Echoing a theme from the synod’s previous day, an Argentine prelate lamented dissent from the Magisterium.

“The theological and philosophical errors which circulate in academic centers, seminaries and novitiates and which are spread through preaching and catechesis, give rise to confusion among the people of God, and are included among the causes of the present situation of faith,” said Archbishop Héctor Aguer of La Plata. “The New Evangelization requires the overcoming of these defects which weaken the certitude of the faith; for this reason, the formation of pastoral agents must correspond to the Magisterium of the Church.”

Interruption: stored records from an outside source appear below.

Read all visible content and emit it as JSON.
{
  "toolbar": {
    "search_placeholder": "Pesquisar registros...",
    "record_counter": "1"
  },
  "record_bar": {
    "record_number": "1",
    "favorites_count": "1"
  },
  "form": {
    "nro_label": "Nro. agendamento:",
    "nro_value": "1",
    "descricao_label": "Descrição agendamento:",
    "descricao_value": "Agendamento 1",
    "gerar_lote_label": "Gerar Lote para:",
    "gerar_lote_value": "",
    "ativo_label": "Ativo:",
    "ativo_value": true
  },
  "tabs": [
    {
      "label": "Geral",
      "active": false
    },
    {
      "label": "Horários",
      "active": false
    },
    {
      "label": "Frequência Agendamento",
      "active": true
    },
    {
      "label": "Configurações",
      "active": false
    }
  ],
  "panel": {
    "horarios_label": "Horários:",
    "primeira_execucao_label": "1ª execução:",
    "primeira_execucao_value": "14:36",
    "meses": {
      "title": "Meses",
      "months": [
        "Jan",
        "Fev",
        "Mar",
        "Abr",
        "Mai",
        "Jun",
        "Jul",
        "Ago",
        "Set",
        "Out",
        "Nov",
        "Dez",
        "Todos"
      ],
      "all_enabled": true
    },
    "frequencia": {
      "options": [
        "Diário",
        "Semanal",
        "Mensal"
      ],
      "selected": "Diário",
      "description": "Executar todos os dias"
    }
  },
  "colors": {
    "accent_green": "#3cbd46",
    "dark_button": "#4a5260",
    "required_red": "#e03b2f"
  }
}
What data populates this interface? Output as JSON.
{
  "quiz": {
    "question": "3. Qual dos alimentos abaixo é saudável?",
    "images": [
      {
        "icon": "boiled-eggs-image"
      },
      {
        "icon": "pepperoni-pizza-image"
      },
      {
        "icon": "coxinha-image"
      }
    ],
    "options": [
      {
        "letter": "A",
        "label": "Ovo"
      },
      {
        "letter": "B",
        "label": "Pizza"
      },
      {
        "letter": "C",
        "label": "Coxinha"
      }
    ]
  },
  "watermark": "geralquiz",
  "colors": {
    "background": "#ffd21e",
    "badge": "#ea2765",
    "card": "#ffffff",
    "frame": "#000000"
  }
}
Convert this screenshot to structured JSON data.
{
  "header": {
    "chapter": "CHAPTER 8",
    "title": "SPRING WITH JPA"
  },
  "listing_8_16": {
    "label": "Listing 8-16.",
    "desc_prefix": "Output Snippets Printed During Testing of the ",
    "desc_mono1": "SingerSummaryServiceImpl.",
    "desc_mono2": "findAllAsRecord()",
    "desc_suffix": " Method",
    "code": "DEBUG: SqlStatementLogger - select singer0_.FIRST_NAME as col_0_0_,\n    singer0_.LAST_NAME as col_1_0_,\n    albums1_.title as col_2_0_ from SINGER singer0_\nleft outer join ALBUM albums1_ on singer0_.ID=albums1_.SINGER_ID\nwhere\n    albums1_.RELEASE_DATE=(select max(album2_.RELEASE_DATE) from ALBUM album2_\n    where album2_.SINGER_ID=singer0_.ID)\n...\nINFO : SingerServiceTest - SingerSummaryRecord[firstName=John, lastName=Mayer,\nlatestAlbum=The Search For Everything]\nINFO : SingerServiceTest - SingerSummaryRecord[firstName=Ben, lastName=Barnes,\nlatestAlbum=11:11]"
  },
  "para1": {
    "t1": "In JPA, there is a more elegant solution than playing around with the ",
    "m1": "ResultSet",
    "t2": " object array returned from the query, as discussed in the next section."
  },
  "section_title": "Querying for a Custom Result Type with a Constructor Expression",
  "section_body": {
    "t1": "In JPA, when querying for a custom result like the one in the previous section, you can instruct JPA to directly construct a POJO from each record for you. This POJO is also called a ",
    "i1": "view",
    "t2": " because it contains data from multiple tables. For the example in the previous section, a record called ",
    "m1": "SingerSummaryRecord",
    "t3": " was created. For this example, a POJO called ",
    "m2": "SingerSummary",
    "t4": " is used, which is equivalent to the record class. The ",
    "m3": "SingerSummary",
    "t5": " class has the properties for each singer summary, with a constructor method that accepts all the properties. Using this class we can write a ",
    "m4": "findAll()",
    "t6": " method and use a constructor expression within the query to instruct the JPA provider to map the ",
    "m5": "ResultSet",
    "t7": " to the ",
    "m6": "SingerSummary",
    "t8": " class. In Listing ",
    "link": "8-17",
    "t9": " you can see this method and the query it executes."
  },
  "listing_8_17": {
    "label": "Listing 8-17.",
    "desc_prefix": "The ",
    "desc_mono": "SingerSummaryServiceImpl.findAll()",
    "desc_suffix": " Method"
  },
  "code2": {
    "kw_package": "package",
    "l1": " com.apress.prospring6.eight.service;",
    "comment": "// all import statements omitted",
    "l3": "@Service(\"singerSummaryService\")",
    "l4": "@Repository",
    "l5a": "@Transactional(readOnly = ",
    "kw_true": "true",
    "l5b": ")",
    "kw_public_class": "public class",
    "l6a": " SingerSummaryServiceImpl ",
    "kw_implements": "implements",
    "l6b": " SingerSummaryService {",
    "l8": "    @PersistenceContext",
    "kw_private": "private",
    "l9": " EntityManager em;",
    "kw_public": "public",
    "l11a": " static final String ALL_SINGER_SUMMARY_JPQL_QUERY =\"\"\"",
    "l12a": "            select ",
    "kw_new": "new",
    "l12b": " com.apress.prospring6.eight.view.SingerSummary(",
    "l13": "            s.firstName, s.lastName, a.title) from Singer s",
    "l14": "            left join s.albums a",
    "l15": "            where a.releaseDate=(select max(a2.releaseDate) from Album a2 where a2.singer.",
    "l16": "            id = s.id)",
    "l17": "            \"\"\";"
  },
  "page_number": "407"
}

Bishop Christopher Prowse of Sale, Australia, called for the drafting of a compendium of the initial proclamation of the Gospel. The Catechism of the Catholic Church, he said, “has been a particular grace of the Holy Spirit. It continues to inspire catechesis throughout the Church. Is it time now to attempt a similar kind of compilation on the initial proclamation of the Catholic Church?”

Archbishop Ricardo Blázquez Pérez of Valladolid, Spain, briefly criticized Latin in the liturgy (“for a great deal of time the extraneousness of Latin concealed the ignorance of Sacred Scripture, while now this lack is rising to the surface”), while Cardinal Vinko Puljic of Bosnia-Herzegovina said that holy marriages are the foundation of the new evangelization:

The New Evangelization will succeed if it manages to restore the sanctity of marriage, which is the family nest of love, in such a way that it becomes a little Church. Then, the parochial community will become a powerful motor of evangelization, because it will have strong drivers leading it toward God.

The most powerful thing in evangelization is the encounter with Christ, knowing how to love and accept Christ. This occurs by means of the deepest witness of faith. The family is the strongest witness to the faith, which it transmits with its heart.

Concluding the synod fathers’ deliberations, Cardinal Stanislaw Dziwisz of Krakow said that devotion to the Divine Mercy can lead the men of today out of their “interior desert.”

“One thing is certain,” he said. “Science is not enough. Documents are not enough. Our Church structures are not enough. These do not quite reach the heart of man.”

“A characteristic sign of our times is that the Church today speaks much more effectively when she expresses herself with the message of Divine Mercy,” he added. “God used a humble religious, Saint Faustina Kowalska, as he did a wise and holy shepherd, Cardinal Karol Wojtyla - John Paul II, so that the eternal truth of God rich in faithful love would resound in a more revealing way in today’s restless world … It seems that man today has managed to preserve within himself a sensitivity toward a disinterested mercy. And this itself - God’s mercy which influences his fate - makes itself heard and touches the deepest chords of the human heart.”

The synod fathers’ interventions took place after the election of the leaders of the synod’s working groups and before a talk by Archbishop Rowan Williams of Canterbury, primate of the Anglican Communion.